Instantaneous access to an insatiable, 24-hour news media means we’re never more than a few clicks away from a pivotal crisis or sugary bit of gossip.
Artificial intelligence in the workplace. Fires in California. Celebrities in court. Floods in Texas. The headlines pile up persistently as we endeavor to live our lives and pursue our passions. Is it any wonder, then, that we sometimes become distracted or overwhelmed and lose track of a particular storyline—no matter how impactful or urgent?
To those of us who didn’t live through the horror of Hurricane Helene, for example, one of the deadliest tropical storms to hit the US mainland in nearly 20 years may now seem a distant memory. But for the craftspeople living and creating in places like the Mountain Region of western North Carolina (WNC), it’s barely been a year—a long, taxing year marked by feelings of loss, existential uncertainty, and galvanizing bouts of hope.

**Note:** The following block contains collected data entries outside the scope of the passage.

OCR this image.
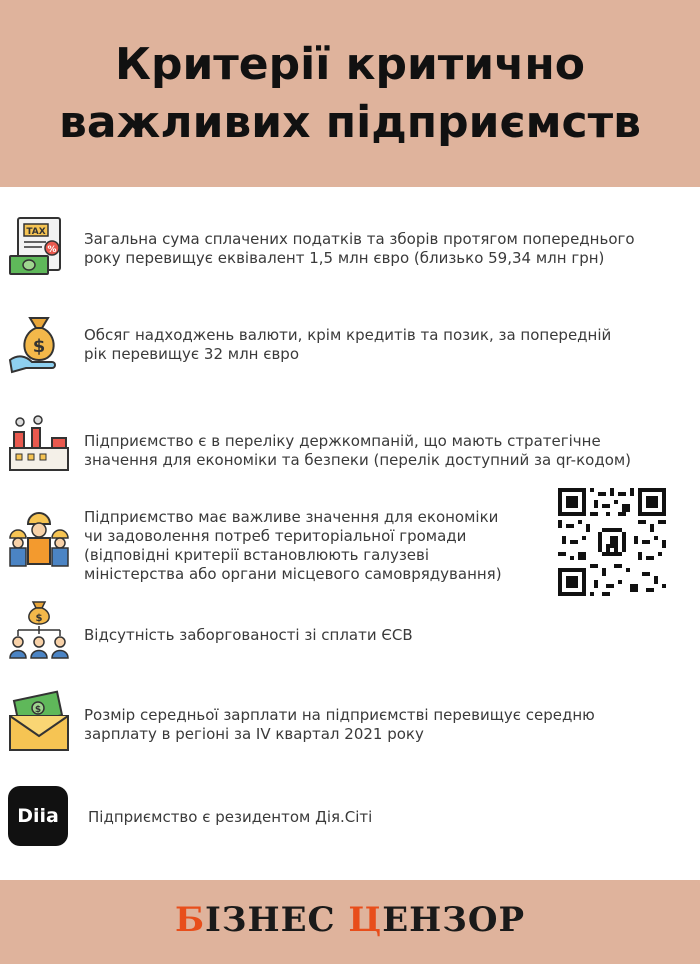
Критерії критично
важливих підприємств
TAX
%
Загальна сума сплачених податків та зборів протягом попереднього
року перевищує еквівалент 1,5 млн євро (близько 59,34 млн грн)
$
Обсяг надходжень валюти, крім кредитів та позик, за попередній
рік перевищує 32 млн євро
Підприємство є в переліку держкомпаній, що мають стратегічне
значення для економіки та безпеки (перелік доступний за qr-кодом)
Підприємство має важливе значення для економіки
чи задоволення потреб територіальної громади
(відповідні критерії встановлюють галузеві
міністерства або органи місцевого самоврядування)
$
Відсутність заборгованості зі сплати ЄСВ
$	Розмір середньої зарплати на підприємстві перевищує середню
зарплату в регіоні за IV квартал 2021 року
Diia	Підприємство є резидентом Дія.Сіті
БІЗНЕС ЦЕНЗОР
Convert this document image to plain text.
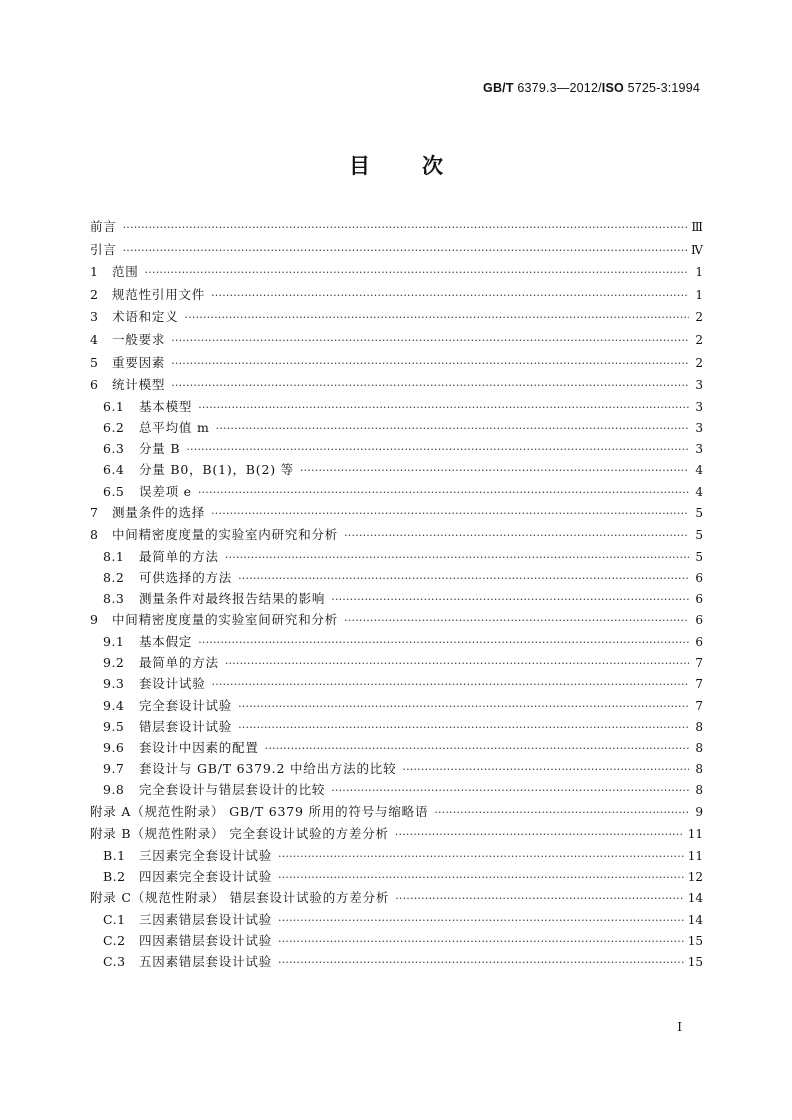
GB/T 6379.3—2012/ISO 5725-3:1994
目 次
前言 ·····	Ⅲ
引言 ·····	Ⅳ
1	范围 ·····	1
2	规范性引用文件 ·····	1
3	术语和定义 ·····	2
4	一般要求 ·····	2
5	重要因素 ·····	2
6	统计模型 ·····	3
6.1	基本模型 ·····	3
6.2	总平均值 m ·····	3
6.3	分量 B ·····	3
6.4	分量 B0，B(1)，B(2) 等 ·····	4
6.5	误差项 e ·····	4
7	测量条件的选择 ·····	5
8	中间精密度度量的实验室内研究和分析 ·····	5
8.1	最简单的方法 ·····	5
8.2	可供选择的方法 ·····	6
8.3	测量条件对最终报告结果的影响 ·····	6
9	中间精密度度量的实验室间研究和分析 ·····	6
9.1	基本假定 ·····	6
9.2	最简单的方法 ·····	7
9.3	套设计试验 ·····	7
9.4	完全套设计试验 ·····	7
9.5	错层套设计试验 ·····	8
9.6	套设计中因素的配置 ·····	8
9.7	套设计与 GB/T 6379.2 中给出方法的比较 ·····	8
9.8	完全套设计与错层套设计的比较 ·····	8
附录 A（规范性附录） GB/T 6379 所用的符号与缩略语 ·····	9
附录 B（规范性附录） 完全套设计试验的方差分析 ·····	11
B.1	三因素完全套设计试验 ·····	11
B.2	四因素完全套设计试验 ·····	12
附录 C（规范性附录） 错层套设计试验的方差分析 ·····	14
C.1	三因素错层套设计试验 ·····	14
C.2	四因素错层套设计试验 ·····	15
C.3	五因素错层套设计试验 ·····	15
I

The region’s storied educational institutions (Penland School of Craft, John C. Campbell Folk School, Haywood Community College), organizations (the Southern Highland Craft Guild, the Center for Craft, Qualla Arts and Crafts Mutual, Inc.), and countless other foundations, civic groups, craftspeople, and their patrons stepped up immediately after the storm with economic aid and moral support—and they haven’t stopped. Six of the seven makers featured on the following pages, for instance, are part of a 40-person WNC Craft Futures Cohort at the Center for Craft that was awarded a total of $600,000 and spent the summer in a peer-to-peer support network. And that’s just a drop in the bailing bucket.
A generation’s worth of work and an estimated $50 billion is still required to restore WNC. In the meantime, local artists and makers are returning to their online shops and exhibition spaces, and hoping craft lovers the world over do the same. “Our doors are open!” exclaims Asheville-based jeweler Laura Lau Klein, who hopes readers of American Craft will spread the word. “People are welcome to come back and visit.”
Lau Klein also stresses that those who can afford it should donate to organizations like the Craft Emergency Relief Fund (CERF+), which provides emergency support to craft artists. And everyone you’ll meet here says they agreed to revisit September 27, 2024, and its aftermath—no small or easy thing—in hopes that, no matter what’s spinning in the news cycle, Hurricane Helene doesn’t fade from our collective consciousness.